Vielleicht ist es an dieser Stelle angebracht, unser naturbedingtes Angewiesensein auf Familie in Beziehung zu sehen zur Menschwerdung Gottes. Christus hätte ja wie Athene aus dem Haupt des Vaters springen, wie Apoll aus der Verbindung mit einer Titanin oder aus einer Liebesbeziehung des vielleicht als Schwan verkleideten Zeus mit einer sterblichen Frau hervorgehen können.

Er ist aber gerade nicht einer der Götter oder mythischen Halbgötter, sondern der Sohn Gottes seit je und zugleich auf geheimnisvolle Weise historisch leiblicher Menschensohn. Nur als solcher konnte er die Zeit wenden.

Eine junge Frau mußte ihn zur Welt bringen. Als Fötus - heute zur Abtreibung freigegeben - hat ihn als erster ein anderer Ungeborener begrüßt, der übrigens später mit seinem Kopf für eine königliche Eheverfehlung zahlen mußte.

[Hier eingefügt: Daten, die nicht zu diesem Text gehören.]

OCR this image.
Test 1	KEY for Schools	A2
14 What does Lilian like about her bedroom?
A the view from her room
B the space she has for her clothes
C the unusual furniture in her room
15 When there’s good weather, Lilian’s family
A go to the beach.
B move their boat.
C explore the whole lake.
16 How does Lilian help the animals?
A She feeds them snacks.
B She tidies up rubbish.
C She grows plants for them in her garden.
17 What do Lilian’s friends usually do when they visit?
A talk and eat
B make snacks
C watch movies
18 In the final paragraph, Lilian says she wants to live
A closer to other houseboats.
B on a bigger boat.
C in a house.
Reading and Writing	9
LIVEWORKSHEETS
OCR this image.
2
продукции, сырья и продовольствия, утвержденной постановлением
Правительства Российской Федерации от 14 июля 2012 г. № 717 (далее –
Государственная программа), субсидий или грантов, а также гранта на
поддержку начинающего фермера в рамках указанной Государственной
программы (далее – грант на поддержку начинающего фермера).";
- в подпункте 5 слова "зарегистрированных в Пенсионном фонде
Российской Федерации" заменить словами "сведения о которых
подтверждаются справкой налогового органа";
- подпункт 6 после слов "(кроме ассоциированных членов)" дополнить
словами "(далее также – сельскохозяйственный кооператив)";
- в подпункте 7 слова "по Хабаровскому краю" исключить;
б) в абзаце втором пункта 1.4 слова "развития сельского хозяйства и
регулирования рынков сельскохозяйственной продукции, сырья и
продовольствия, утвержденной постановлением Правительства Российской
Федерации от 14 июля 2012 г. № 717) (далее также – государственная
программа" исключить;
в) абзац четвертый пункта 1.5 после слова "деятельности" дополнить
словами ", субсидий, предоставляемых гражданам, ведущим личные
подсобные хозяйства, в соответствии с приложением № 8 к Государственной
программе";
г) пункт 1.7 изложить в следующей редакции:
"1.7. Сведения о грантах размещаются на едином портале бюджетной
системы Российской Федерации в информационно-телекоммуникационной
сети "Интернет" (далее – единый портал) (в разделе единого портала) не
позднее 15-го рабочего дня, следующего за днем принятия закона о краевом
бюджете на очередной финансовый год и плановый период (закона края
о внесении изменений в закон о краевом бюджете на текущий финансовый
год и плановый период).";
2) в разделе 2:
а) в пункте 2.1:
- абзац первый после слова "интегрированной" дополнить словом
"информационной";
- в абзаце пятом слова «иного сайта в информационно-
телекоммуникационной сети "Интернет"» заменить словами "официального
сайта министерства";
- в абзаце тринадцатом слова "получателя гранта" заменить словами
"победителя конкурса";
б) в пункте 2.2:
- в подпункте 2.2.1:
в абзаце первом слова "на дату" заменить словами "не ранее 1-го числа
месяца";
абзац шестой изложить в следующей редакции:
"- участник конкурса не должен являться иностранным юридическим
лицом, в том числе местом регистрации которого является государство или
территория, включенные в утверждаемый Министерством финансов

Der Messias ist Baby in Windeln und ist Kind gewesen.

Er ist sogar ein Trost für Eltern Halbwüchsiger - von daheim ausgerissen, wenn auch nicht in die Disco sondern in den Tempel, und Er hat sich später scheinbar wenig freundlich von seiner Familie distanziert: “Wer ist meine Mutter, wer sind meine Brüder?" oder gar “Frau, was habe ich mit dir zu schaffen?" Harte Worte.

Dennoch hat er am Kreuz für seine irdische Mutter gesorgt. Daß hier nicht die Ehe am Anfang der sogenannten Heiligen Familie steht sondern eine uneheliche Schwangerschaft, ergibt kein Modell für alleinerziehende Mütter sondern eher eine Bestätigung dafür, wie dringend eine junge Mutter den Beistand eines Ehemannes braucht, nicht nur, wenn ihr schon gleich eine Flucht nach Ägypten bevorsteht.